The Federal Council permitted the bill on amendments to the change-in-ownership rules on 16 December 2016. The bill will enter into force after its publication in the Official Gazette.
According to the section 8c of the Corporate Income Tax Act and under the change-in-ownership rules, a company is not allowed to carry over losses if, within 5 years, more than 50% of the capital or participating interest, membership or voting rights in that company are transferred, directly or indirectly, to a purchaser or a person related to the purchaser. The loss carry-forward will be disallowed pro rata for transfers of shares or voting rights between 25% and 50% within 5 years.

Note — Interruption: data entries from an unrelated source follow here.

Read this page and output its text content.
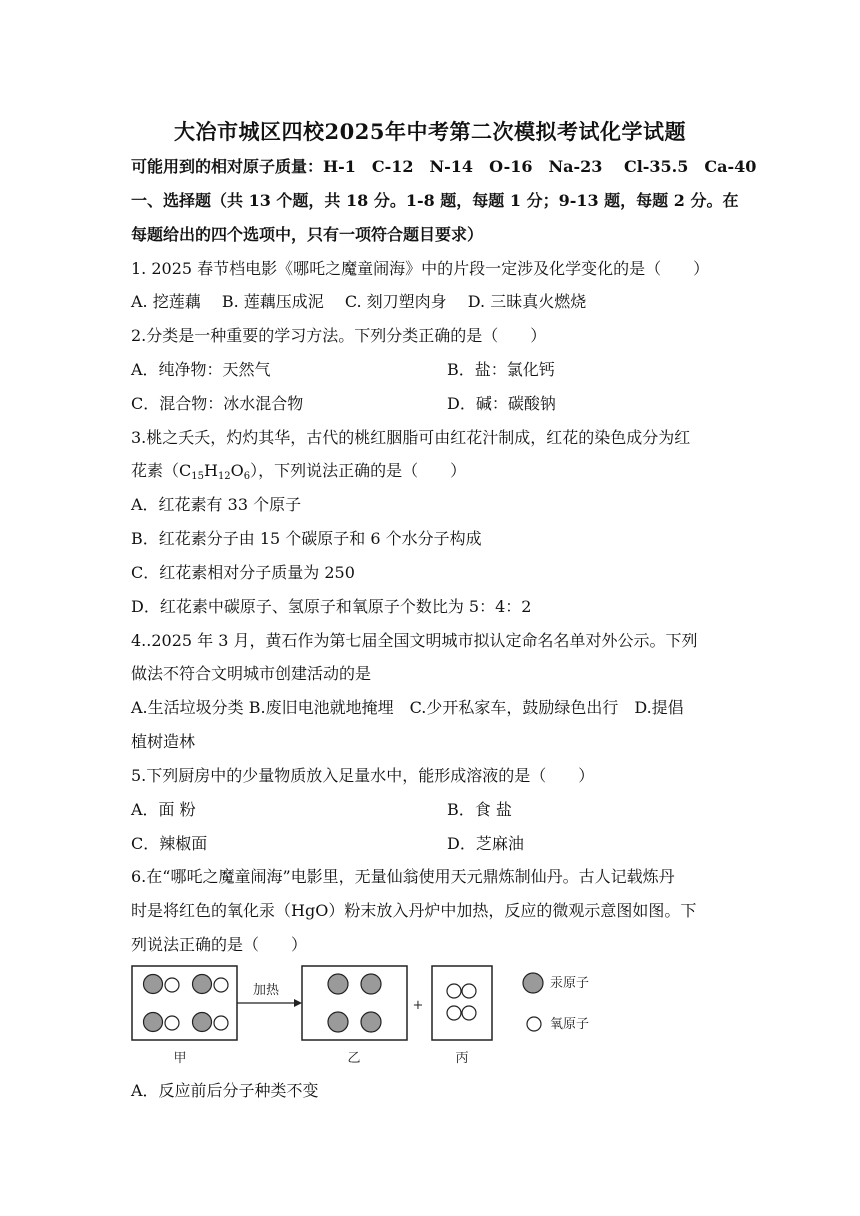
大冶市城区四校2025年中考第二次模拟考试化学试题
可能用到的相对原子质量：H-1　C-12　N-14　O-16　Na-23　 Cl-35.5　Ca-40
一、选择题（共 13 个题，共 18 分。1-8 题，每题 1 分；9-13 题，每题 2 分。在
每题给出的四个选项中，只有一项符合题目要求）
1. 2025 春节档电影《哪吒之魔童闹海》中的片段一定涉及化学变化的是（　　）
A. 挖莲藕　 B. 莲藕压成泥　 C. 刻刀塑肉身　 D. 三昧真火燃烧
2.分类是一种重要的学习方法。下列分类正确的是（　　）
A．纯净物：天然气	B．盐：氯化钙
C．混合物：冰水混合物	D．碱：碳酸钠
3.桃之夭夭，灼灼其华，古代的桃红胭脂可由红花汁制成，红花的染色成分为红
花素$(C_{15}H_{12}O_6)$，下列说法正确的是（　　）
A．红花素有 33 个原子
B．红花素分子由 15 个碳原子和 6 个水分子构成
C．红花素相对分子质量为 250
D．红花素中碳原子、氢原子和氧原子个数比为 5：4：2
4..2025 年 3 月，黄石作为第七届全国文明城市拟认定命名名单对外公示。下列
做法不符合文明城市创建活动的是
A.生活垃圾分类 B.废旧电池就地掩埋　C.少开私家车，鼓励绿色出行　D.提倡
植树造林
5.下列厨房中的少量物质放入足量水中，能形成溶液的是（　　）
A．面 粉	B．食 盐
C．辣椒面	D．芝麻油
6.在“哪吒之魔童闹海”电影里，无量仙翁使用天元鼎炼制仙丹。古人记载炼丹
时是将红色的氧化汞（HgO）粉末放入丹炉中加热，反应的微观示意图如图。下
列说法正确的是（　　）
甲
加热
乙
+
丙
汞原子
氧原子
A．反应前后分子种类不变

The bill provides for an exception to the application of the change-in-ownership rules in cases where the loss-making company’s business operations are continued unchanged from the time of incorporation, or at least during the 3 fiscal years prior to the change in ownership. If the conditions are met, taxpayers may avoid application of the change-in-ownership rules and subsequent forfeiture of loss carry-forward by filing a respective application with the tax authorities.

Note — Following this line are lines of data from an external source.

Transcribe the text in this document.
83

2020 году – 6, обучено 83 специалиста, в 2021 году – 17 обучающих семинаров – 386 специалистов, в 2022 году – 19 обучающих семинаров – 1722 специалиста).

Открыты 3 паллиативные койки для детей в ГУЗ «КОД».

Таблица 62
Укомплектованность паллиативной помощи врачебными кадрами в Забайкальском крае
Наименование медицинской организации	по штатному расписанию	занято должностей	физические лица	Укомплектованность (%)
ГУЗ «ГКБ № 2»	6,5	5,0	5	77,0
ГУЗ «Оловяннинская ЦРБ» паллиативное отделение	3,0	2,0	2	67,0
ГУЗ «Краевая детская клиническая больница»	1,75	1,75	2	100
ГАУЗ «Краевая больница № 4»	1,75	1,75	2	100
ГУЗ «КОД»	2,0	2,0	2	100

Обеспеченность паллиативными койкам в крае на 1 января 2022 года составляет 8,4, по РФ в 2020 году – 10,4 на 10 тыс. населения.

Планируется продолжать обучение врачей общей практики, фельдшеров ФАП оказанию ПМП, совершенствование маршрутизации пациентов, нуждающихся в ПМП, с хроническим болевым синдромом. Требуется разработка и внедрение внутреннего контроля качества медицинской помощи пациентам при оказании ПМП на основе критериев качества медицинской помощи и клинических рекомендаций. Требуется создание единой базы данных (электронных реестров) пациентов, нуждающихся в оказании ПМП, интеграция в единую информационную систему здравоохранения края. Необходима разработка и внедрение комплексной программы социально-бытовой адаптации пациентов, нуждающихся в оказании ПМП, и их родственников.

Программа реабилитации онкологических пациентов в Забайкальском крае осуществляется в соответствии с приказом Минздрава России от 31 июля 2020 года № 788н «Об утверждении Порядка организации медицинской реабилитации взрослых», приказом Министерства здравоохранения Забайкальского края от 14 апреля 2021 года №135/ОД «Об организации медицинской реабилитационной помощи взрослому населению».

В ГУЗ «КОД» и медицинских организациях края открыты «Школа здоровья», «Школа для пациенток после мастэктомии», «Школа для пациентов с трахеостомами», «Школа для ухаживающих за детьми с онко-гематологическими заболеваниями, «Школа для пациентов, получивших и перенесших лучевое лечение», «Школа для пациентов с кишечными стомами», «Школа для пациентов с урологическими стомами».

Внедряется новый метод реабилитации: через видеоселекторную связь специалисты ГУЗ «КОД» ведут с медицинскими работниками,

However, the forfeiture of loss carry-forward will still apply if, in subsequent years, one of the following events occurs:
a temporary or final discontinuation of the business operations; a change to the purpose of the business operations; takeover of an additional business operation; participation as a partner in a partnership; becoming a controlling parent of a group of companies under the group taxation regime; or assets being transferred to the loss-making company and recorded below fair market value for tax purposes.